The fall of both the Sensex and Nifty indexes over the last one month has been majorly due to concerns over corporate earnings, general slowdown in economic growth, exports and also in consumption. Additionally, India is the only market in the world to yield negative returns over the last one month.
Despite the recent carnage in the markets, Saion Mukherjee, head of India equity research at Nomura, is constructive on markets from one-year perspective. “The quantum of issues that markets dealt with earlier were bigger issues, but now the issues are smaller,” he said.
According to Nomura, the NBFC crisis and its repercussions were the major factors making the markets nervous before the Budget and after the elections.
Nomura has re-rated Indian markets, saying that softening of bond yields and steps taken to tackle the crisis at NBFCs will help valuations. The government will infuse liquidity into NBFCs and this should allay concerns on escalation and a deeper economic slowdown. If the Budget proposal of increasing shareholding to 35% from 25% is approved, the markets would see an increase in the weighting of stocks in benchmark indices, ultimately attracting greater foreign inflows of capital, it said.

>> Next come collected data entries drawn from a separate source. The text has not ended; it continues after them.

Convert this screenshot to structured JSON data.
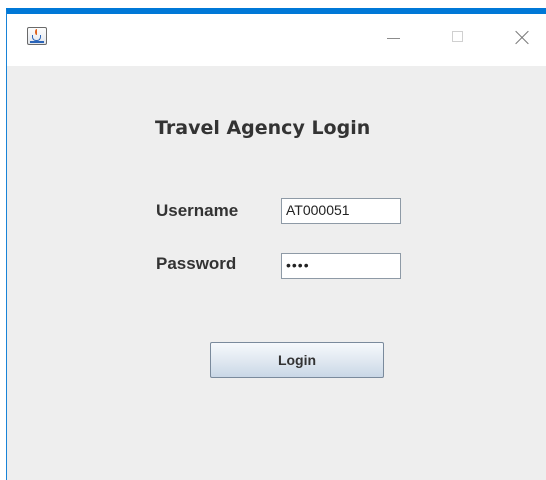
{
  "window": {
    "icon": "java-cup-icon",
    "controls": {
      "minimize": "minimize-icon",
      "maximize": "maximize-icon",
      "close": "close-icon"
    },
    "accent_color": "#0078d7"
  },
  "form": {
    "title": "Travel Agency Login",
    "username_label": "Username",
    "username_value": "AT000051",
    "password_label": "Password",
    "password_value": "••••",
    "login_button": "Login"
  }
}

“We are not falling from the cliff, instead we are going to the base and from there we will recover. In September or October, we could sense the recovery. Towards the latter half of the year, we will see recovery of broader markets,” Mukherjee said.
According to him, there is a gradual recovery and a broader fall in cost of capital and this lays a foundation for a good equity market from a one to two year perspective. “As we approach next few quarters, the worst in terms of growth would be behind us and things should start looking better from there on,” he said.
Nomura’s Nifty target is 12,900 by March 2020. In the last four-five years, corporate earnings have been quite sluggish. “It’s a gradual recovery. If there is a GDP slowdown further, there is a problem,” warns Mukherjee.
The brokerage is overweight on financials, infrastructure, healthcare and pharmaceuticals, while it’s underweight on auto and consumer.
Nomura further said infrastructure- and exports-led companies could replace the consumer theme in coming years.